One tool I use from GYGA is their raster layer of Technology Extrapolation Domains. You can learn more about TEDs here, but in short, they are one way to define an environment where soils climate are uniform within a given TED. Grouping fields based on TED is helpful for my research because a given practice (tillage, row spacing, rotation, etc.) is likely to have the same impact on yield within a TED. By contrast, in different environments a practice can have wildly different effects. In much of Michigan, narrower rows have lower soybean yield due to increased white mold pressure. In much of Ohio, narrower rows have higher soybean yield due to faster canopy closure. If I’m doing a row spacing study, I should not default to combining data from Michigan and Ohio and should instead use a tool like TEDs to determine which areas are likely to be similar or different.
The TED framework differs from other grouping techniques like cluster analyses because the boundaries of each TED stay the same year-to-year. Knowing which fields are likely to have a similar management by environment interaction is helpful for me when I’m planning where to put certain trials.
I’m highlighting GYGA today because they just released a new map viewer tool. On the main GYGA homepage, navigate to the atlas by clicking the “Go to the Atlas” button on the right (or just go here)
From the atlas, there are lots of options for visualizing the yield, yield gap, and more for many crops around the world.
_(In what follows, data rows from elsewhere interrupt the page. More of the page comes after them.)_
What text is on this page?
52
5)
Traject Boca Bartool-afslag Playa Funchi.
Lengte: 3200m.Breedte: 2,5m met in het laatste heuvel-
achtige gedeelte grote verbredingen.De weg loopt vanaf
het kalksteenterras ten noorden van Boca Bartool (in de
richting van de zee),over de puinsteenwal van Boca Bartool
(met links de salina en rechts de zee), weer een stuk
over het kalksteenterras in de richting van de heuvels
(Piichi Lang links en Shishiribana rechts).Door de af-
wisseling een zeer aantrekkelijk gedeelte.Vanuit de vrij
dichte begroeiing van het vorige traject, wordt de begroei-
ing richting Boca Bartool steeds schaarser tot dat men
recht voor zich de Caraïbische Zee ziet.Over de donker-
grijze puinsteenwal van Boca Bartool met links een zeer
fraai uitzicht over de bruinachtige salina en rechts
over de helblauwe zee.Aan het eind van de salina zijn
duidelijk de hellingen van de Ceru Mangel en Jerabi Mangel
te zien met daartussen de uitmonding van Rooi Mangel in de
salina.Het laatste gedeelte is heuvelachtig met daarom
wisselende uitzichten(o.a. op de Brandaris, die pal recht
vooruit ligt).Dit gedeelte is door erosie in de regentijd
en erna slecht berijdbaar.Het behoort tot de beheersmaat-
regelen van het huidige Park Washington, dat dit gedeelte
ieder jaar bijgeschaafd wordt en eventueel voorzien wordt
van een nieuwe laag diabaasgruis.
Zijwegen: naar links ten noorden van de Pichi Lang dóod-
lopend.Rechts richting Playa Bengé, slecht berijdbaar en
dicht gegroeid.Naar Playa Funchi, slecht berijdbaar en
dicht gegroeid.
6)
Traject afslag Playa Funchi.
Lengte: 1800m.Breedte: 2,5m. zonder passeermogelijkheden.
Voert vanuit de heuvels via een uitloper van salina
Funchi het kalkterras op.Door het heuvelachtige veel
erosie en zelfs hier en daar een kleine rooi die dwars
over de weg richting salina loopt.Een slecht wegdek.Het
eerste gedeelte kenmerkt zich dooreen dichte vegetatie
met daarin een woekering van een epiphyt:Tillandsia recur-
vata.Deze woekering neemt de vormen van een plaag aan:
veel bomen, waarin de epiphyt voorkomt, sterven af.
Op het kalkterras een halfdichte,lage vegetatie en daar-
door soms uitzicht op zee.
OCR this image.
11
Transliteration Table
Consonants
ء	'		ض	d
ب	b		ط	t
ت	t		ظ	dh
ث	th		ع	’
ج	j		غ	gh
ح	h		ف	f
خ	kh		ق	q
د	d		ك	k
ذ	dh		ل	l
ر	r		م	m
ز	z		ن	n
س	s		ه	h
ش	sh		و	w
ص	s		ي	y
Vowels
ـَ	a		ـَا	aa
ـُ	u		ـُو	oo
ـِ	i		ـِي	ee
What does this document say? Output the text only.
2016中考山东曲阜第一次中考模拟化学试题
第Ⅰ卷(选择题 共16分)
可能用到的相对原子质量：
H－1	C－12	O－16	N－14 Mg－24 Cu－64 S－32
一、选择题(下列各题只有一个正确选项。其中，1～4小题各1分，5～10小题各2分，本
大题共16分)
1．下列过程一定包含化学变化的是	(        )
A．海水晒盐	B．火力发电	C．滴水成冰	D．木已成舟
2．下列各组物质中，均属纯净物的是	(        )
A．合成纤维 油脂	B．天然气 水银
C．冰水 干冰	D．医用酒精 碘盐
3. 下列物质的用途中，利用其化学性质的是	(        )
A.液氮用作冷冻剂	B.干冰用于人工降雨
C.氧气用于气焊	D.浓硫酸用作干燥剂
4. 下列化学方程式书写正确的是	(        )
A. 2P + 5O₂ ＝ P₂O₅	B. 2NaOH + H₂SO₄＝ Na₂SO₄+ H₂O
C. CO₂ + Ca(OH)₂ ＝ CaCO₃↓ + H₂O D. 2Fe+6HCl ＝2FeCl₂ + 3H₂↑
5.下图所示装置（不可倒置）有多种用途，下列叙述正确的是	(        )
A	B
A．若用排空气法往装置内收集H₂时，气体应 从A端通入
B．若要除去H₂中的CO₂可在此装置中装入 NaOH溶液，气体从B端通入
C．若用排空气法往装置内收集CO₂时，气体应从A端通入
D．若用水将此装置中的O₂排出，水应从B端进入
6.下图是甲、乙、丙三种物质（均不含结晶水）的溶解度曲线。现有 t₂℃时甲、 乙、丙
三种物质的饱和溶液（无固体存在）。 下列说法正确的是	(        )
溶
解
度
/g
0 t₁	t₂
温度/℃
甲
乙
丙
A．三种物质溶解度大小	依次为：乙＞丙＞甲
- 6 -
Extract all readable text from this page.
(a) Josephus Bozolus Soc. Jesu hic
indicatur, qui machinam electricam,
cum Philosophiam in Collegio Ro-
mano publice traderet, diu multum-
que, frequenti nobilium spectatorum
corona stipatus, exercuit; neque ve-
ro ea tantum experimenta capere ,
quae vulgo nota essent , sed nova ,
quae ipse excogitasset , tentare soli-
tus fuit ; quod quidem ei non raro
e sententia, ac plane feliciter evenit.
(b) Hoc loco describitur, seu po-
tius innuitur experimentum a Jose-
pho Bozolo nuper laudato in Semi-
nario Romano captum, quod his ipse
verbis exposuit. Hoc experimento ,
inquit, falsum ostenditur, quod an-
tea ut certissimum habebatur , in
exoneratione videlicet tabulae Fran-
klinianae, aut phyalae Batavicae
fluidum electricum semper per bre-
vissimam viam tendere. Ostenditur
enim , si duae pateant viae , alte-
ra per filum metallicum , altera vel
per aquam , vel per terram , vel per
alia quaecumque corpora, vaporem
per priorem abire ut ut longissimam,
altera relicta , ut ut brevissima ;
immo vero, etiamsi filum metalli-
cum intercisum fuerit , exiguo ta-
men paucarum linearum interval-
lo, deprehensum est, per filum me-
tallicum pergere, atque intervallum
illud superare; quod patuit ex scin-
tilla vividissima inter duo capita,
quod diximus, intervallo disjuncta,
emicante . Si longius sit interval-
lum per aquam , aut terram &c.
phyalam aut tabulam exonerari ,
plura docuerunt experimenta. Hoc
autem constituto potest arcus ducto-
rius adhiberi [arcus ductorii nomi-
This is just one map I was interested in today– the yield gap for rainfed (non-irrgated) corn. The scale goes from green to red, and green countries have smaller yield gaps. Red countries are places where management practices could likely shrink the yield gap and allow farmers to grow more grain.
I love that you can click a country to see the data used to generate the map, and I really appreciate the the yield data and technology extrapolation domain boundaries are available for free from the GYGA website. If you have any need for grouping locations based on environment, it’s worth checking out TEDs, and I highly recommend you play around with the new atlas map viewer tools too!